Iran has secretly stocked enriched uranium for four nuclear bombs
The Wisconsin Project on Nuclear Arms Control, American's scientific watchdog on world nuclear weapons production, estimates that by Dec. 2008, Iran had accumulated enough U-235 to fuel one nuclear bomb; by 2009, enough for a second, by August 2010 material for a third bomb and by April 2011, enough enriched uranium for a fourth bomb.
These estimates presuppose an Iranian decision to further process low-enriched material to weapons grade - a process taking no more than a couple of months.
Iran, says the Wisconsin Project, is consolidating its status as a "virtual" nuclear weapon state – meaning it can set about building a bomb whenever its rulers so decide.
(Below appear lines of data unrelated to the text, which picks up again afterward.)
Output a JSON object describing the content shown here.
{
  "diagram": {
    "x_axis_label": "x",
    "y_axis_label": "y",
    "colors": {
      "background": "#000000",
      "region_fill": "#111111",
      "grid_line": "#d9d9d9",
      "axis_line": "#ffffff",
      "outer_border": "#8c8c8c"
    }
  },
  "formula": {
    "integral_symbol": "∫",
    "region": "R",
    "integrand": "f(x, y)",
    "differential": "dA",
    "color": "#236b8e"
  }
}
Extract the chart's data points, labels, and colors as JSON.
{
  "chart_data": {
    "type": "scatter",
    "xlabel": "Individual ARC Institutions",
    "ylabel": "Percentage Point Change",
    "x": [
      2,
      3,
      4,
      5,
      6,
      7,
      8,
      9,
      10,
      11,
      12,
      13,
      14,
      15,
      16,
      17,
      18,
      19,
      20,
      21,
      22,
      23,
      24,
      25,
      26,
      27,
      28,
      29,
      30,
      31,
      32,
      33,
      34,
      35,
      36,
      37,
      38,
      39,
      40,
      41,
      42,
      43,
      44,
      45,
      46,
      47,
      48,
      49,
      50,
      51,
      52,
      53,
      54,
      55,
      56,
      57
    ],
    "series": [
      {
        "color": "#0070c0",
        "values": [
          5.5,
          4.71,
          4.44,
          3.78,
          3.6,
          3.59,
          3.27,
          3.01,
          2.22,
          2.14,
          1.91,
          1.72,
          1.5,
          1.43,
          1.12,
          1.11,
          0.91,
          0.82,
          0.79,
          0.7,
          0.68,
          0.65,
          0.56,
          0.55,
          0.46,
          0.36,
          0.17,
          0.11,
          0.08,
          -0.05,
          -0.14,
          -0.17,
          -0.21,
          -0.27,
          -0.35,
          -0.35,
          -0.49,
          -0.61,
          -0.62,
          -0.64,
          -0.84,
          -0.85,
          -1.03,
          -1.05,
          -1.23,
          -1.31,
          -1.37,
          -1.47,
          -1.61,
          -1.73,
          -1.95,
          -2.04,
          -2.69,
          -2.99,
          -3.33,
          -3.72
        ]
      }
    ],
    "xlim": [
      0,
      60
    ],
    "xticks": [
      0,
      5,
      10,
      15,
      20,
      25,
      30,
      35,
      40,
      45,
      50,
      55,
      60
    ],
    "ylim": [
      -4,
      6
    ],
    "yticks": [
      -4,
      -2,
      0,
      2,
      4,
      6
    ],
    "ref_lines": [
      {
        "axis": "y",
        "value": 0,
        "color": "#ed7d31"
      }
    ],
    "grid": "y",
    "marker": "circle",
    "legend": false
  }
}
Our sources stress that these revelations are highly pertinent to the controversy taking place in Israel over the surprising comments by ex-Mossad Director Meir Dagan.
Dubbed "Mister Stop the Bomb" for reputedly directing covert operations that held off Iran's nuclear threat for five or six years – though this may an exaggeration - Dagan suddenly began speaking out strongly against any Israeli attack on Iran's nuclear program. Wednesday, June 1, he implicitly warned that such an attack would precipitate a regional war in which Israel would fare badly.
Now comes even more ominous news:
The controversy around his comments reflects a similar argument afoot in US political and defense circles over whether the time has come to smash Iran's nuclear capability or stand by and let the Islamic Republic becomes a "virtual nuclear weapon state."
In the last three years, the two schools of thought for and against military action against Iran have been joined by a third, which affirms that the US and Israel can live with an Iran armed with one or two nuclear bombs because this number would be dwarfed even by Israel's reputed stock let alone the American arsenal.
Therefore, until Iran stockpiles a serous arsenal of weapons, it does not constitute an existential threat to Israel.
This might be the most ridiculous premise that I have seen to date.
The reason is strikingly obvious: It would only take a single nuclear bomb to completely destroy Israel.
To argue that "until Iran stockpiles a serious arsenal of weapons, it does not constitute an existential threat to Israel" might be the single most absurd statement that I have read in decades. This statement would apply to the U.S. - certainly not Israel.
That is like saying that an armed intruder is about to break into your home - where a husband and wife live - but the intruder is no threat because he only has two bullets in his gun, and he hasn't acquired an armored tank yet, so he is no threat. Please.
However, the article concludes with this:
That is the reason why the military option is back on the table in Jerusalem.
We know from biblical prophecy that Israel will not be destroyed by a nuclear bomb. Therefore, something will act to thwart Iran's nuclear development.
Perhaps the battle of Gog-MaGog takes place before Iran can put the final touches on their nuclear development plans.
If so, it needs to occur sooner rather than later.